This is just Russell's paradox. Suppose there were a set of all sets, $U$. By separation, we get $$R=\{x\in U: x\not\in x\}.$$ Since $U$ contains all sets, we have that the "$\in U$" can be omitted: $$R=\{x: x\not\in x\}.$$ That is, we have
$\forall x(x\in R\iff x\not\in x)$.
But now consider taking $x=R$: we get $R\in R\iff R\not\in R$, which is a contradiction.
To formalize this in first-order logic, here are the key things you'll need to prove:
$\forall x\exists y\forall z(z\in y\iff z\in x\wedge z\not\in z)$. This is an instance of separation: "for each set $x$, the set $\{z\in x: z\not\in z\}$ is a set."
$\forall x[\forall y(y\in x)\implies \forall y((\forall z(z\in y\iff z\in x\wedge z\not\in z))\implies (\forall z(z\in y\iff z\not\in z)))]$. Basically, if $x$ is the universal set then the set of elements of $x$ not containing themselves is in fact the set of all sets not containing themselves.
$(\exists x\forall y(y\in x))\implies (\exists x\forall y(y\in x\iff y\not\in y))$. If there is a set of all sets, then there is a set of all sets not containing themselves.
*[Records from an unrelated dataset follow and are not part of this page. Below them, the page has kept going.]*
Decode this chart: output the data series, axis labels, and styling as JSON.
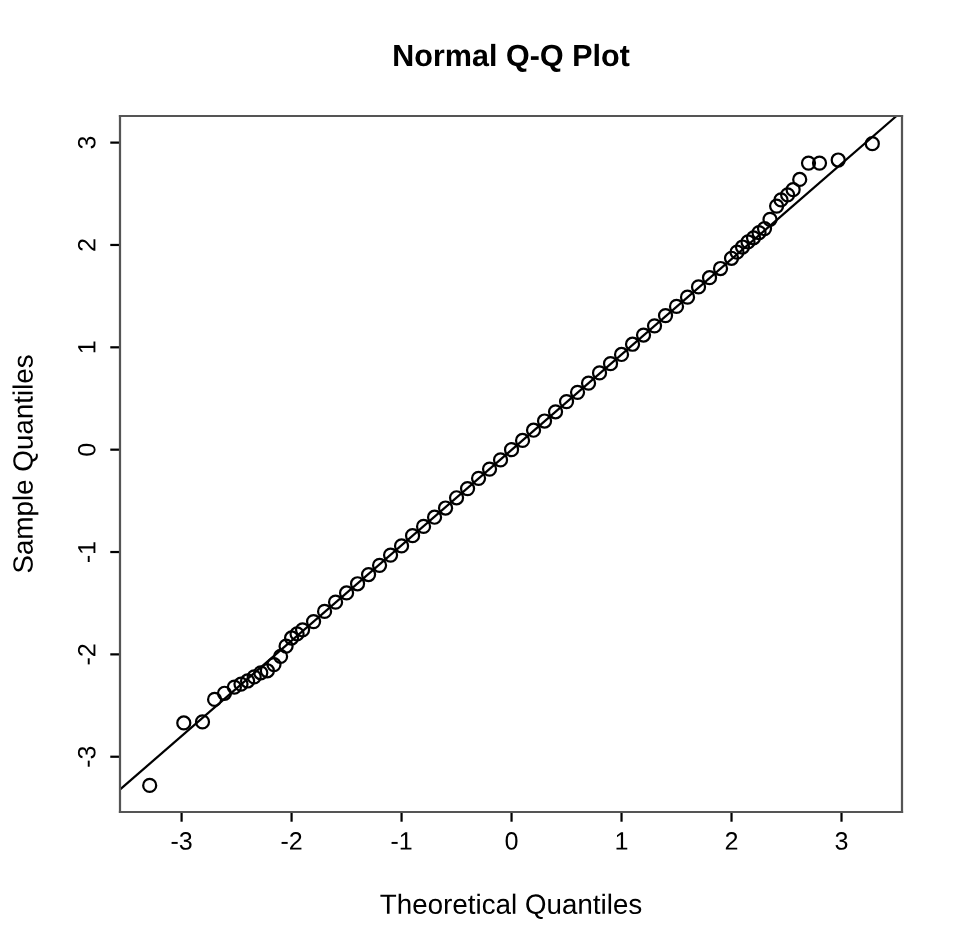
{
  "chart_data": {
    "type": "scatter",
    "title": "Normal Q-Q Plot",
    "xlabel": "Theoretical Quantiles",
    "ylabel": "Sample Quantiles",
    "xlim": [
      -3.56,
      3.55
    ],
    "ylim": [
      -3.54,
      3.26
    ],
    "xticks": [
      -3,
      -2,
      -1,
      0,
      1,
      2,
      3
    ],
    "yticks": [
      -3,
      -2,
      -1,
      0,
      1,
      2,
      3
    ],
    "grid": false,
    "marker": "circle",
    "series": [
      {
        "color": "#000000",
        "x": [
          -3.29,
          -2.98,
          -2.81,
          -2.7,
          -2.61,
          -2.52,
          -2.46,
          -2.4,
          -2.34,
          -2.28,
          -2.22,
          -2.16,
          -2.1,
          -2.05,
          -2.0,
          -1.95,
          -1.9,
          -1.8,
          -1.7,
          -1.6,
          -1.5,
          -1.4,
          -1.3,
          -1.2,
          -1.1,
          -1.0,
          -0.9,
          -0.8,
          -0.7,
          -0.6,
          -0.5,
          -0.4,
          -0.3,
          -0.2,
          -0.1,
          0.0,
          0.1,
          0.2,
          0.3,
          0.4,
          0.5,
          0.6,
          0.7,
          0.8,
          0.9,
          1.0,
          1.1,
          1.2,
          1.3,
          1.4,
          1.5,
          1.6,
          1.7,
          1.8,
          1.9,
          2.0,
          2.05,
          2.1,
          2.15,
          2.2,
          2.25,
          2.3,
          2.35,
          2.41,
          2.45,
          2.51,
          2.56,
          2.62,
          2.7,
          2.8,
          2.97,
          3.28
        ],
        "values": [
          -3.28,
          -2.67,
          -2.66,
          -2.44,
          -2.38,
          -2.32,
          -2.29,
          -2.26,
          -2.22,
          -2.18,
          -2.16,
          -2.1,
          -2.02,
          -1.92,
          -1.84,
          -1.8,
          -1.76,
          -1.68,
          -1.58,
          -1.49,
          -1.4,
          -1.31,
          -1.22,
          -1.13,
          -1.03,
          -0.94,
          -0.84,
          -0.75,
          -0.66,
          -0.57,
          -0.47,
          -0.38,
          -0.28,
          -0.19,
          -0.1,
          0.0,
          0.09,
          0.19,
          0.28,
          0.37,
          0.47,
          0.56,
          0.65,
          0.75,
          0.84,
          0.93,
          1.03,
          1.12,
          1.21,
          1.31,
          1.4,
          1.49,
          1.59,
          1.68,
          1.77,
          1.87,
          1.93,
          1.98,
          2.03,
          2.07,
          2.12,
          2.16,
          2.25,
          2.38,
          2.44,
          2.49,
          2.54,
          2.64,
          2.8,
          2.8,
          2.83,
          2.99
        ]
      },
      {
        "type": "line",
        "color": "#000000",
        "x": [
          -3.56,
          3.5
        ],
        "values": [
          -3.32,
          3.26
        ],
        "marker": "none"
      }
    ]
  }
}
$\forall x[(\forall y(y\in x\iff y\not\in y))\implies (x\in x\iff x\not\in x)]$. If there is a set of all sets not containing themselves, we get a contradiction.
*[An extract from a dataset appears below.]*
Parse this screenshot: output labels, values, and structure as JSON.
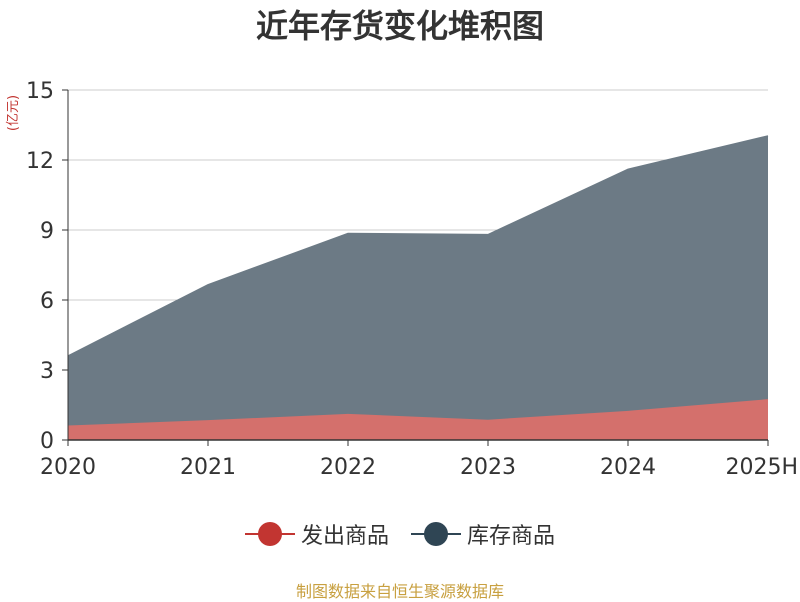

No particular step here is hard, but if you're really doing a completely formal deduction it will be a bit tedious. The key bulletpoint is the second one (the first is an immediate application of separation, the third follows from the first and second, and the fourth is just unwinding the definitions). The second bulletpoint is intuitively true since, if $x$ is a universal set, then the formulas "$z\not\in z$" and "$z\in x\wedge z\not\in z$" are equivalent; now you need to figure out how to put that equivalence "inside" some quantifiers in the appropriate way.